I feel like this is one of those instances where the original model of
what fallocate did was "preallocate space in this empty file range"
whereas now it's shifted to include "(p)reallocate space in this heavily
fragmented sparse VM image that someone called FITRIM on".

Either that or "preallocate space, but my cloud provider charges me by
the gigabyte so I'm financially incentivized to fill the fs to 99%
before leasing even one more megabyte and running growfs, and I don't
understand why everything is freakishly slow and fragmented". :(

(I don't think that's your usecase, but <cough> I keep hearing things
like that from the growing t****fire of customer escalations...)

--D

> That test currently fails on btrfs as well, but I had just sent a patch
> to fix it:
> 
> https://lore.kernel.org/linux-btrfs/9a69626ef93741583ab7f6386f2b450f5d064080.1647340917.git.fdmanana@xxxxxxxx/
> 
> We actually had at least one report about systemd using fallocate against
> a file range that has already allocated extents, so it could unnecessarily
> fail with -ENOSPC if the fs free space is low (it's reported somewhere
> in the middle of the thread in the Link tag of the patch).
> 
> Ext4 and f2fs pass the test.
> 
> I was turning the test case into a generic test for fstests, but then
> noticied XFS failing.
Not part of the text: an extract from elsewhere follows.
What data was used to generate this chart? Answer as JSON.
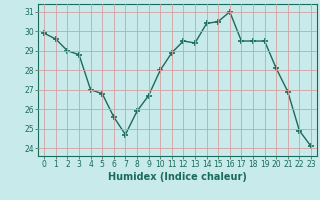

Is this something you would consider fixing for
> XFS? Should I submit it as a generic test case, or as a btrfs specific
> test case?
> 
> Thanks for the explanation and the patch.
> 
> > 
> > At that point XFS haven't even gotten to checking quota yet, so
> > technically that's also a gap where we could drop privs but then fail
> > the fallocate with EDQUOT.
> > 
> > --D
> > 
> > > 
> > > Thanks.
> > > 
> > > > 
> > > > --D
> > > > 
> > > > > 
> > > > > Otherwise, it looks good.
> > > > > 
> > > > > Thanks for doing this, I had it on my todo list since I noticed the generic/673
> > > > > failure with reflinks and the suid/sgid bits.
> > > > > 
> > > > > > +
> > > > > >  	/*
> > > > > >  	 * If ret is still 0, means we're OK to fallocate.
> > > > > >  	 * Or just cleanup the list and exit.